Should I try multiple optimizers when fine-tuning pre-trained
Transformers for NLP tasks? Should I tune their hyperparameters?
- URL: http://arxiv.org/abs/2402.06948v1
- Date: Sat, 10 Feb 2024 13:26:14 GMT
- Title: Should I try multiple optimizers when fine-tuning pre-trained
Transformers for NLP tasks? Should I tune their hyperparameters?
- Authors: Nefeli Gkouti, Prodromos Malakasiotis, Stavros Toumpis, Ion
Androutsopoulos
- Abstract summary: Gradient Descent (SGD) is employed to select neural models for training.
tuning just the learning rate is in most cases as good as tuning all the hyperparameters.
We recommend picking any of the best-behaved adaptiveBounds (e.g., Adam) and recommending its learning rate.
- Score: 14.349943044268471
- License: http://creativecommons.org/licenses/by/4.0/
- Abstract: NLP research has explored different neural model architectures and sizes,
datasets, training objectives, and transfer learning techniques. However, the
choice of optimizer during training has not been explored as extensively.

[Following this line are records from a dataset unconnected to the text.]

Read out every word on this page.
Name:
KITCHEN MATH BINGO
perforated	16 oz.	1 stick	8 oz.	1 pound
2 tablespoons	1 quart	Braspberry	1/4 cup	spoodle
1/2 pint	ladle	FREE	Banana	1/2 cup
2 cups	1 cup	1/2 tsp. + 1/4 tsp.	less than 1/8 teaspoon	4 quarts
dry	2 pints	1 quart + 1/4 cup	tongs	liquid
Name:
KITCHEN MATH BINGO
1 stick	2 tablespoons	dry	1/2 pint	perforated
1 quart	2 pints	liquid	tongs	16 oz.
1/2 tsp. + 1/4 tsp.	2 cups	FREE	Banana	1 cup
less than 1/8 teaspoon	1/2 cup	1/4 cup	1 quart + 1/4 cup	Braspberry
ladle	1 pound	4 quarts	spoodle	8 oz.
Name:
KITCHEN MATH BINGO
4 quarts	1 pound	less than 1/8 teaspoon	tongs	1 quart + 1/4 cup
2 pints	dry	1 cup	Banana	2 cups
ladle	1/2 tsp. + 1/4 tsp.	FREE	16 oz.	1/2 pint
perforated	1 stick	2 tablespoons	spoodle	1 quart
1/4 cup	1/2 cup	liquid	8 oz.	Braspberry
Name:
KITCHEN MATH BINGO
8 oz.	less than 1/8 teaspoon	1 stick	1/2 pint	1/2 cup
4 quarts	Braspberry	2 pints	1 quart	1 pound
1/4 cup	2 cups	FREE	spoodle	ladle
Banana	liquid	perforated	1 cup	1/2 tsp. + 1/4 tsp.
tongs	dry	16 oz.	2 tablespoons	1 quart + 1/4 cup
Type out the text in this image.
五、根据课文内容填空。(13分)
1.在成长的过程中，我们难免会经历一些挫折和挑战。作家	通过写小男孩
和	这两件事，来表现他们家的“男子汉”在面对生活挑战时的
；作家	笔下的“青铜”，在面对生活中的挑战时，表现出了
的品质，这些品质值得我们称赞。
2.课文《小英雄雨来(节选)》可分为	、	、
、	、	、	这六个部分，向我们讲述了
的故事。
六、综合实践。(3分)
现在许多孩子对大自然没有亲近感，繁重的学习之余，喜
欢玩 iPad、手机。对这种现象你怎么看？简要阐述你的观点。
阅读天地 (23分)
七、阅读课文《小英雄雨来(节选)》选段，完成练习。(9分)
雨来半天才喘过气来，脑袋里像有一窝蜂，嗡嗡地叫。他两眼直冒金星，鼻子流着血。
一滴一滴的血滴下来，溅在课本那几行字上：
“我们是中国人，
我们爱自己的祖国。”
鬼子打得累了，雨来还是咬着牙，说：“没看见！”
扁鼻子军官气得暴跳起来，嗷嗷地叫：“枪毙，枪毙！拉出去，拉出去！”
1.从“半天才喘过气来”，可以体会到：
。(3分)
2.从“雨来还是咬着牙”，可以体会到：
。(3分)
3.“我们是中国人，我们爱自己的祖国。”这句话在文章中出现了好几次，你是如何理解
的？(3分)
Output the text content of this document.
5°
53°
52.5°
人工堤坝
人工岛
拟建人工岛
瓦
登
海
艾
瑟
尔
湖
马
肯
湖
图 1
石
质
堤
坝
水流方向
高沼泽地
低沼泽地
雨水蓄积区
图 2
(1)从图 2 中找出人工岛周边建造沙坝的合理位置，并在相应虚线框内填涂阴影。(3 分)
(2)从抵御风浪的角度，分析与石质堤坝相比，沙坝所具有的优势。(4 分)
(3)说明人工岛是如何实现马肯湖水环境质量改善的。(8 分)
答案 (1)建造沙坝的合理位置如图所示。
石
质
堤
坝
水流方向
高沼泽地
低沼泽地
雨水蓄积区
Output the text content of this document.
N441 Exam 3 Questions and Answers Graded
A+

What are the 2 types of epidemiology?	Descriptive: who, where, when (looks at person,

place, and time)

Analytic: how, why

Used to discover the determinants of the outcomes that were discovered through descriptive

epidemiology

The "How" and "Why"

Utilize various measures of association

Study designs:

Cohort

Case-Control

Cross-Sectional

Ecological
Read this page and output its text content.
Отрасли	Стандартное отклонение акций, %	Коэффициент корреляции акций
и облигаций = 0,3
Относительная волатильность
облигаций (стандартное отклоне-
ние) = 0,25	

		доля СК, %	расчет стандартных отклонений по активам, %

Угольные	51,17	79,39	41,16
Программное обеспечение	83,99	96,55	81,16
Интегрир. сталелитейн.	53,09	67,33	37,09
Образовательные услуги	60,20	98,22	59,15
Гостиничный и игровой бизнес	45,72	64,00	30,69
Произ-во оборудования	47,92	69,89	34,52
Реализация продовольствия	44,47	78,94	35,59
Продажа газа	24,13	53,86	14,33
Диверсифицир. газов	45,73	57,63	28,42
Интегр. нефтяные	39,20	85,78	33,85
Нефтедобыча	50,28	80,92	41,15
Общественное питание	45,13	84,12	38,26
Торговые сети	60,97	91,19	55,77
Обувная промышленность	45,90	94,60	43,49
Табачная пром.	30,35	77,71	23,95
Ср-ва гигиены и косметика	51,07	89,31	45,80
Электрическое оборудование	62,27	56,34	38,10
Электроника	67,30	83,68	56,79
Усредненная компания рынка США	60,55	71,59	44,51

Typically, some variant of Stochastic Gradient Descent (SGD) is employed,
selected among numerous variants, using unclear criteria, often with minimal or
no tuning of the optimizer's hyperparameters. Experimenting with five GLUE
datasets, two models (DistilBERT and DistilRoBERTa), and seven popular
optimizers (SGD, SGD with Momentum, Adam, AdaMax, Nadam, AdamW, and AdaBound),
we find that when the hyperparameters of the optimizers are tuned, there is no
substantial difference in test performance across the five more elaborate
(adaptive) optimizers, despite differences in training loss. Furthermore,
tuning just the learning rate is in most cases as good as tuning all the
hyperparameters. Hence, we recommend picking any of the best-behaved adaptive
optimizers (e.g., Adam) and tuning only its learning rate. When no
hyperparameter can be tuned, SGD with Momentum is the best choice.